The Securities and Exchange Commission (SEC)’s decision isn’t final, according to the Wall Street Journal. If the SEC does decide to sue Paxos, on the basis that its stablecoins violate laws designed to protect investors, the case would follow another in which the regulator sued Terraform Labs and CEO Do Kwon for a multi-billion dollar fraud involving the algorithmic stablecoin TerraUSD (UST).

Key Takeaways

  • The Securities and Exchange Commission is in talks with Paxos over its BUSD stablecoin issuance.
  • The move follows similar action by the NYDFS against Paxos and the SEC’s lawsuit against Terra.
  • The regulator is taking an aggressive stance against the crypto sector following the FTX collapse.

Paxos Feels the Heat from Regulators

Different regulators last week forced Paxos to cease issuing the BUSD Binance stablecoin, ending an exclusive partnership with the world’s largest crypto exchange. Paxos said it’s holding “constructive talks” with regulators.

“The market has evolved and the Binance relationship no longer aligns with our current strategic priorities,” Paxos CEO Charles Cascarilla said in an email to employees over the weekend.
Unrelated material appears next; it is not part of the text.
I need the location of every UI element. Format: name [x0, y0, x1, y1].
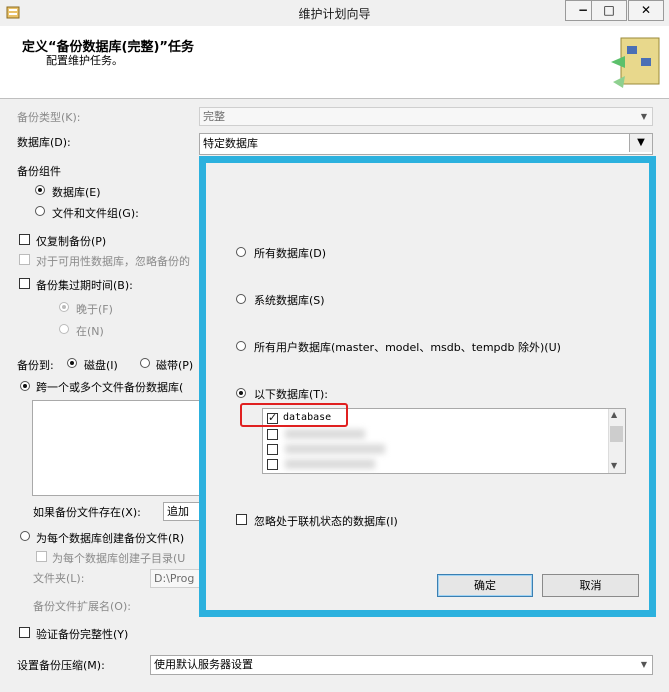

BUSD, released in 2019, has a market value of $12 billion, making it the third-largest stablecoin. Yet it’s taken a hit on the regulatory news, losing about $2.5 billion, according to Binance founder Chanpeng Zhao, who tweeted “the landscape is shifting” as money flows into Tether’s USDT.

Kraken, FTX Eyed

The SEC has intensified its regulatory efforts against cryptocurrencies in the wake of the sudden collapse of FTX. San Francisco’s Kraken exchange was forced to shut down its U.S. staking business earlier this year, a move that rattled the top exchanges.

The regulator’s action against Terra reignited a debate about cryptocurrencies as securities. A former CFTC employee, lawyer Mike Selig, tweeted that the SEC decision to categorize UST as a stablecoin could set a precedent for anything to be considered a security.

Coinbase, the largest North American crypto exchange, insists that “stablecoins are not securities”.

The Bottom Line

The regulator has been given a green light by U.S. authorities to tackle the crypto sector which will continue throughout the year. The SEC crackdown could intensify after October when former FTX CEO Sam Bankman-Fried goes on trial.